Frontier EVP and CFO Scott Beasley updated investors today at the Citi AppsEconomy Virtual Conference 2022, highlighting that the company saw its first broadband growth in the past 5 years during 4Q 2021.
The company added 45K fiber broadband subscribers in the quarter. When combined with legacy DSL losses, Frontier added 9K net new broadband subscribers. Frontier is currently on an aggressive fiber build strategy that aims to add a total of 6 million locations by the end of 2025, resulting in 10 million locations reached in total.
Beasley reports the company added 600K new fiber locations in 2021, with a goal of adding another million locations by the end of 2022. Beasley reports that the much discussed supply chain challenges facing the broadband industry have not had a significant impact at Frontier.
“We’ve managed through supply chain constraints and been able to perform very well in our fiber build and continue to ramp that up for 2022,” he said.
Frontier Broadband Growth
Frontier has completed ‘wave 1’ of this fiber expansion, which Beasley characterized as a bit of cherry picking, resulting in lower build costs of $500 to $600 per location. They are now beginning ‘wave 2,’ which will take them through 2025, getting them to 6 million new locations. Build costs in wave 2 are a bit higher at $900 to $1,000 per location.

Frontier does see a ‘wave 3’ coming as well, but that’s outside the scope of their current committed-to fiber build. Beasley says Frontier will look to leverage government funding programs and other partnerships to help fund wave 3 builds.
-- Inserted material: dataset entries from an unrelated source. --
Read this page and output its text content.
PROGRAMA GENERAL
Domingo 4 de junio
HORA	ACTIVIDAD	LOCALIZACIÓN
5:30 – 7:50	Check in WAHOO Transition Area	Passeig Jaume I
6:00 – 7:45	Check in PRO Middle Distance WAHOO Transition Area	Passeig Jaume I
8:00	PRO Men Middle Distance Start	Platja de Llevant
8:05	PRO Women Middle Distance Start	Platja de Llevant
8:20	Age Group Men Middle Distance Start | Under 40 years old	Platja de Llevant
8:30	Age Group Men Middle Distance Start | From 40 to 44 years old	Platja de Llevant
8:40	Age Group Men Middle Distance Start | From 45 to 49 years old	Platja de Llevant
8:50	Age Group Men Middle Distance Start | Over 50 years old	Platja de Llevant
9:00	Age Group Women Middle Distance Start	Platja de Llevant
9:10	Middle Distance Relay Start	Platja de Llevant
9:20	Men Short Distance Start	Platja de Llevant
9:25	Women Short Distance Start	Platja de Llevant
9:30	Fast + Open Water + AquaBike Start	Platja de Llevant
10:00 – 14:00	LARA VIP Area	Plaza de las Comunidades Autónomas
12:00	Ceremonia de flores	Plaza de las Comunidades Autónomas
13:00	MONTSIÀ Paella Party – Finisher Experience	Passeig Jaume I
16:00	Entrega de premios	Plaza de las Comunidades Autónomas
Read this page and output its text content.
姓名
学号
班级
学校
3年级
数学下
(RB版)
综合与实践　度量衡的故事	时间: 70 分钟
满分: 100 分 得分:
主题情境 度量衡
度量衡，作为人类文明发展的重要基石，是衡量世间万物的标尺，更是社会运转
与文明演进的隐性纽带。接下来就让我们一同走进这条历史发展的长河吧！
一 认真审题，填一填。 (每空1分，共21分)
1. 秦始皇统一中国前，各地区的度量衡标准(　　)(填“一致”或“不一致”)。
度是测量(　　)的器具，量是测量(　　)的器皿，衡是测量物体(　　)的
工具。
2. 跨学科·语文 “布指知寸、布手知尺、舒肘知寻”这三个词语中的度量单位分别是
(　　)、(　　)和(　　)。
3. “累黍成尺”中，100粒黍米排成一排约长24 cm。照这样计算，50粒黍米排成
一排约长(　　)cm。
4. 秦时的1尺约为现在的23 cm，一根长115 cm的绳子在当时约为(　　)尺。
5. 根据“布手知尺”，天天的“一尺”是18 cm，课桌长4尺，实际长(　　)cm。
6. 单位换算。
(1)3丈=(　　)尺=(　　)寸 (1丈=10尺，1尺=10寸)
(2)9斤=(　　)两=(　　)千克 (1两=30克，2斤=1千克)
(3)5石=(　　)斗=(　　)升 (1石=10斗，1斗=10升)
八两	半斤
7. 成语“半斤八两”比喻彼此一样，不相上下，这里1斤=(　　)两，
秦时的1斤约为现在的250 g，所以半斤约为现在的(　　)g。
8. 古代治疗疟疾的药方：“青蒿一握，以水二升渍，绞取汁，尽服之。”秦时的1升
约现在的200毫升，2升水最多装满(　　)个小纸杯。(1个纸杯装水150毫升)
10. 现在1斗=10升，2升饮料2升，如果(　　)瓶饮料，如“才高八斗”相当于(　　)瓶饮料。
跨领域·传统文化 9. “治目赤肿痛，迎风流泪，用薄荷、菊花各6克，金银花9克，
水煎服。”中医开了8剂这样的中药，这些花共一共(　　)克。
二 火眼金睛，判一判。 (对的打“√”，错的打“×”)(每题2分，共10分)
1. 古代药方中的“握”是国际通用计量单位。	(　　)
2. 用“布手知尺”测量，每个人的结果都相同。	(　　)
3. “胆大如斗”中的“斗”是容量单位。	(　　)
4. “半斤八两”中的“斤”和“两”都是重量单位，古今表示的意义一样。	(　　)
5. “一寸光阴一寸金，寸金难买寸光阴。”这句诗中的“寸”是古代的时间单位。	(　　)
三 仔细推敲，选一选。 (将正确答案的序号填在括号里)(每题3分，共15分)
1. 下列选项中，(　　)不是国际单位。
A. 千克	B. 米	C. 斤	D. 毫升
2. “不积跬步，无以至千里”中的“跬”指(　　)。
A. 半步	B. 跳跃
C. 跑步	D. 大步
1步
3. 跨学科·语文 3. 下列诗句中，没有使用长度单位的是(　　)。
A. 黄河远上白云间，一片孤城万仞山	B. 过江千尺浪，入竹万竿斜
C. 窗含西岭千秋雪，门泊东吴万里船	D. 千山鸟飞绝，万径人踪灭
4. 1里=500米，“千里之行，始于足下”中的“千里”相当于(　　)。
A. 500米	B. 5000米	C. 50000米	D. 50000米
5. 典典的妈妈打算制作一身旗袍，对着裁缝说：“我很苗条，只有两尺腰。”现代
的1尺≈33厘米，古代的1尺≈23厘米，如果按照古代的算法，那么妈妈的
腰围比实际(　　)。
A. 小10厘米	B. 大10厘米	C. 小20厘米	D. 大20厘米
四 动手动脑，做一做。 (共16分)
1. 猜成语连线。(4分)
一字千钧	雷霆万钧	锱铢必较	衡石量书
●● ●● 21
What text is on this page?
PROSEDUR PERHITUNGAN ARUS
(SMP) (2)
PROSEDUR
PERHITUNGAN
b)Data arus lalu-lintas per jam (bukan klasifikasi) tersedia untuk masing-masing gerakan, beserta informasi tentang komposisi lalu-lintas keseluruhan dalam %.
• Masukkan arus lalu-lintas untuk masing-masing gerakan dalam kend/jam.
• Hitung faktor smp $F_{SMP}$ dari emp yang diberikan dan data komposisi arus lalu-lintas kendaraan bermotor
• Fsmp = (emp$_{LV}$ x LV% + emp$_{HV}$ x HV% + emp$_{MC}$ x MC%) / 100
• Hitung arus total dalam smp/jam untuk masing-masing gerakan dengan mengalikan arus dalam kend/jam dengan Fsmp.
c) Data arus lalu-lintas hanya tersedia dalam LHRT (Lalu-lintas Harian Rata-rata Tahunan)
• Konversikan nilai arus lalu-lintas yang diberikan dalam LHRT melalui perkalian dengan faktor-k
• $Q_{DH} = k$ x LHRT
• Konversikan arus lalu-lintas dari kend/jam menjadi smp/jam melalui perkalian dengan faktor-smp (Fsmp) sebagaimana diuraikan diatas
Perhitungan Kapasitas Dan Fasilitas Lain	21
“There could be scenarios where we accelerate the build of some locations in wave 3 into wave 2,’ he said in discussing Frontier broadband growth. “That will likely be a destination of significant government funding as the roughly $45 billion of infrastructure bill funding that goes to broadband will be targeted at locations like wave 3.”
Competitive Threats
Beasley is quite confident that the symmetrical fiber capability the company is building will more than hold its own against rising competition from fixed wireless and LEO satellite broadband providers.
“Against our core gigabit plus offers, 1 gig symmetrical speeds now, we’ve said we’re going to launch 2 gig in the first half of 2022, eventually we’ll move to 10 gig, the core network is 10 gig capable now, we’ve trialed 25 gig successfully in certain parts of the network,” he said. “I don’t think fixed wireless has the capacity to compete with that core infrastructure. It will be competitive in certain niches of the market…but I don’t think it can compete with our core symmetrical speeds and fiber.”
Beasley also sees little threat from satellites, suggesting it will only be a niche serving in ‘ultra-rural’ markets.